爺様は山に柴刈りに行って、婆様は川に洗濯にいきました。すると、川上から箱が二つ流れてくるのがみえました。それで、婆様は洗濯の手をとめて、腰を伸ばして立って

はあ 実のある箱は こちらにこい
ほら 実のない箱は そちらにいけ
あら 実のある箱は こちらにこい

と唄ったら、実のある箱がどんどん婆様の側へ流れてきました。これはこれはと拾って持ち上げてみると重かったのです。何が入っているかとふたを開けてみると、大きな瓜が一つ入っていました。
「それなら、家に持って帰って、爺様と二人で、半分は漬け物にして、半分は酢の物か何か作って食べよう」
と思って置きました。

 そうして、家に持って帰って、爺様が帰ってくるまでと思って、神棚に上げておきました。けれど、爺様が夕方帰って来たころには、そのことをすっかり忘れて、二人で夕飯を食べていると、なんだか、赤ちゃんの泣き声が聞こえてきました。
「ほぇ〜ほぇ〜」っと泣き声がするので
「あら、どこで泣いているんだろう、この近所には赤ちゃんはいないはずだけど」
と思って、気をつけて聞いてみると、神棚の上から聞こえてきます。
「おや、なんだろう」
と行ってみると、瓜の中から可愛い女の赤ちゃんが生まれました。
「これは、私たちに子どもがいないから、神様が授けてくれたんでしょう。瓜から産まれたから“うるしめんこ”とつけましょうか、爺様」
二人は、その子を可愛いいので、大事に大事に育てました。

 その子は大きくなるのが早くて、どんどん成長しました。何を教えてもすぐに覚えて、機織りを教えると上手に織るのでした。
 すると、近所の若者達が、たいそううるしめんこをお嫁に欲しがって、覗きになど来るのでした。
 けれど、うるしめんこは
「私はどこにもお嫁に行きません。ずっと爺様と婆様の側に一緒にいます」
と言うので、ことわっていました。

 ある時、正月がくる頃、爺様と婆様は織った布を町に売りに行くので
「うるしめんこ、ここで機織りをしながら、留守番していておくれ。だけどアマノジャクがくるかもしれないが、絶対戸を開けてはいけないよ」
そういうと、うるしめんこが
「行ってきて下さい。いくらアマノジャクが来たって、戸は開けないから」
と言うので、爺様と婆様は町に出かけました。

 そうして
「キーカッタ トンカッタ 
クンダコなくても 七ひろ
 キーカッタ トンカッタ 
管が無くても 七尋   」
と、機を織っているところに、アマノジャクがきました。
「うるしめんこ、遊ぼうよ」
「私、お前と遊べば、爺様と婆様に叱られるから、遊べないよ」
「それなら、少し戸を開けてくれ」
「戸を開ければ、お前が入ってくるから開けられないよ」
「爪の先ほどでいいから、開けてくれ」
そう言われてあまり頼むものだから、人のいいうるしめんこは、爪が入らないぐらい、ほんの少し開けてしまいました。
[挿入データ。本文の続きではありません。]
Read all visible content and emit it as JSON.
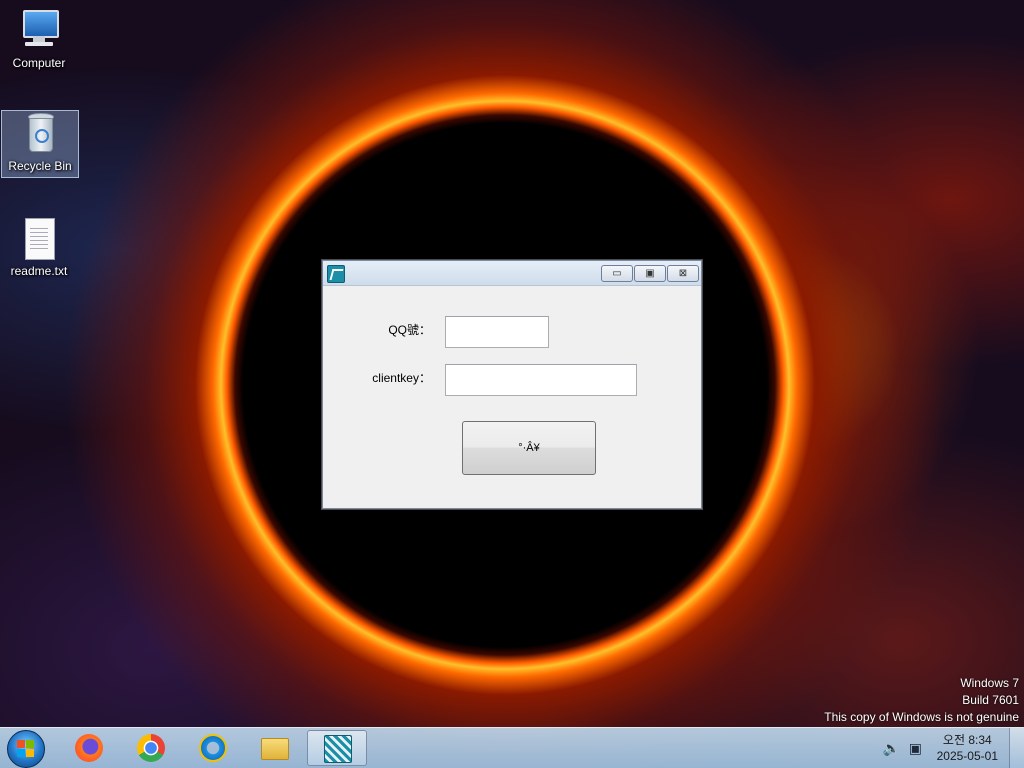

 すると、アマノジャクは爪をグッとひっかけて、戸をガラッと開けてしまいました。
「おれと遊びに行こう!」
「いいえいえ、叱られる」
「さあ、そこにある下駄を履いて行こう」
「下駄では、カランコロンカランコロンと音をたてるので、爺様と婆様に聞こえてしまうから行かれないよ」
「それなら、草履を履いて行こう」
「草履なら、ピタピタピタピタピタって音がするから、行かれないよ」
「それなら、おれがおぶってやる」
「いいえ、アマノジャクの背中はトゲだらけで痛いので 、行かれないよ」
「それなら、そこの戸板をはずして、おれの背中に乗せるから、その上に乗って行こう」
 無理矢理そう言われて、うるしめんこはどうしようもなくて、背中の戸板に乗せられました。
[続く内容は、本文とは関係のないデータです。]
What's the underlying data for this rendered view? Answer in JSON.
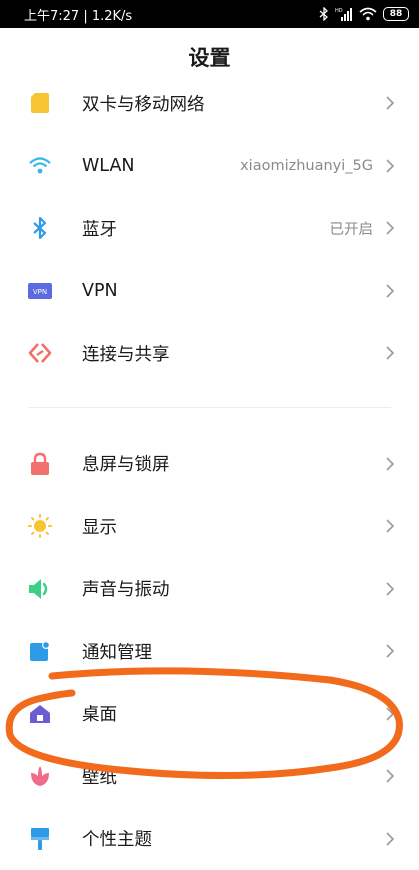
{
  "status_bar": {
    "left_text": "上午7:27 | 1.2K/s",
    "battery": "88"
  },
  "page": {
    "title": "设置"
  },
  "groups": [
    {
      "items": [
        {
          "label": "双卡与移动网络",
          "value": "",
          "icon": "sim-card-icon",
          "color": "#F7C531"
        },
        {
          "label": "WLAN",
          "value": "xiaomizhuanyi_5G",
          "icon": "wifi-icon",
          "color": "#3AB5E6"
        },
        {
          "label": "蓝牙",
          "value": "已开启",
          "icon": "bluetooth-icon",
          "color": "#2E9BE6"
        },
        {
          "label": "VPN",
          "value": "",
          "icon": "vpn-icon",
          "color": "#5B6BE0"
        },
        {
          "label": "连接与共享",
          "value": "",
          "icon": "connection-share-icon",
          "color": "#F0706A"
        }
      ]
    },
    {
      "items": [
        {
          "label": "息屏与锁屏",
          "value": "",
          "icon": "lock-icon",
          "color": "#F2716C"
        },
        {
          "label": "显示",
          "value": "",
          "icon": "sun-icon",
          "color": "#F7C531"
        },
        {
          "label": "声音与振动",
          "value": "",
          "icon": "speaker-icon",
          "color": "#3CCF8A"
        },
        {
          "label": "通知管理",
          "value": "",
          "icon": "notification-icon",
          "color": "#2E9BE6"
        },
        {
          "label": "桌面",
          "value": "",
          "icon": "home-icon",
          "color": "#6A5BD6"
        },
        {
          "label": "壁纸",
          "value": "",
          "icon": "flower-icon",
          "color": "#F06A8A"
        },
        {
          "label": "个性主题",
          "value": "",
          "icon": "brush-icon",
          "color": "#2E9BE6"
        }
      ]
    }
  ],
  "annotation": {
    "color": "#F26A1B"
  }
}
 そうして、ずーっと行ったら、川端にどっさり実をつけた柿の木がありました。
「ここに戸板をおろして、柿を少し喰ってみよう」
そう言って、アマノジャクは、柿の木にどんどん登っていきました。うるしめんこが
「わたしにも一つとって下さいよ」と言うと
「どれだ、これがいいか」
と言って、渋そうな柿をぶっつりもいで、がりっと齧って
「目くそ 鼻くそ ぺっぺっぺ」
(と、つばをかけては、渋柿をうるしめんこにぶつけます)

「まあ、いくら頼んでもそんなことをするなら、自分で登っていくよ」
「ああ、それなら、自分で登って、自分で喰え」
そう言うので、うるしめんこが登っていきました。おいしそうな柿をとろうとしたら、アマノジャクが下から柿の木を揺すりました。柿の木はもろいので、枝が折れて、うるしめんこは下に落ちて死んでしまいました。

 すると、アマノジャクは殺してしまったうるしめんこの皮を剥いで、中身を全部食べてしまいました。
 そして皮をかぶって、うるしめんこになりすまして、家に戻って機織りのまねをしていました。
 するとそこに爺様と婆様が帰ってきました。
「うるしめんこよ、今帰ったよ」
「あ”ー」

「ア”ー ギーガッダ ドンガッダ 
クンダゴネクテモ ナーナヒロ」

と、しわがれた声で唄っていました。
「おや、どうしたんだい、私らが出かけるまで綺麗な声で唄っていたのに。風邪でもひいたのかい」
「ん”ー」
「それなら、そんなことをして起きていちゃだめだよ。早く休みなさい」
「ん”そうか」
いきなり、うるしめんこの布団に入って寝てしまいました。

 次の日の朝になっても、起きてこないので
「うるしめんこ、うるしめんこ、朝ご飯を食べなさい」
と言って起こすと
「わかった」
と、いきなり起きてきて、今度は顔を洗わないで、お膳に座って食べようとしました。
「どうしたんだい、うるしめんこ。いつも顔を洗ってからごはんを食べてるでしょ。顔を洗ってきなさい」
「ふん、わかったよ」
と言って、台所に行って、鼻の下だけチョチョっと洗っていました。
「これこれ、それじゃだめだよ。どれ、私が洗ってやる」
と、婆様がうるしめんこの顔を洗ったら、皮がはがれて、中からアマノジャクの顔が出てきました。

「こらー!お前はうちの可愛いうるしめんこをどうして殺してしまったんだ」
と、爺様と婆様はたいそう怒って、アマノジャクを殺してしまいました。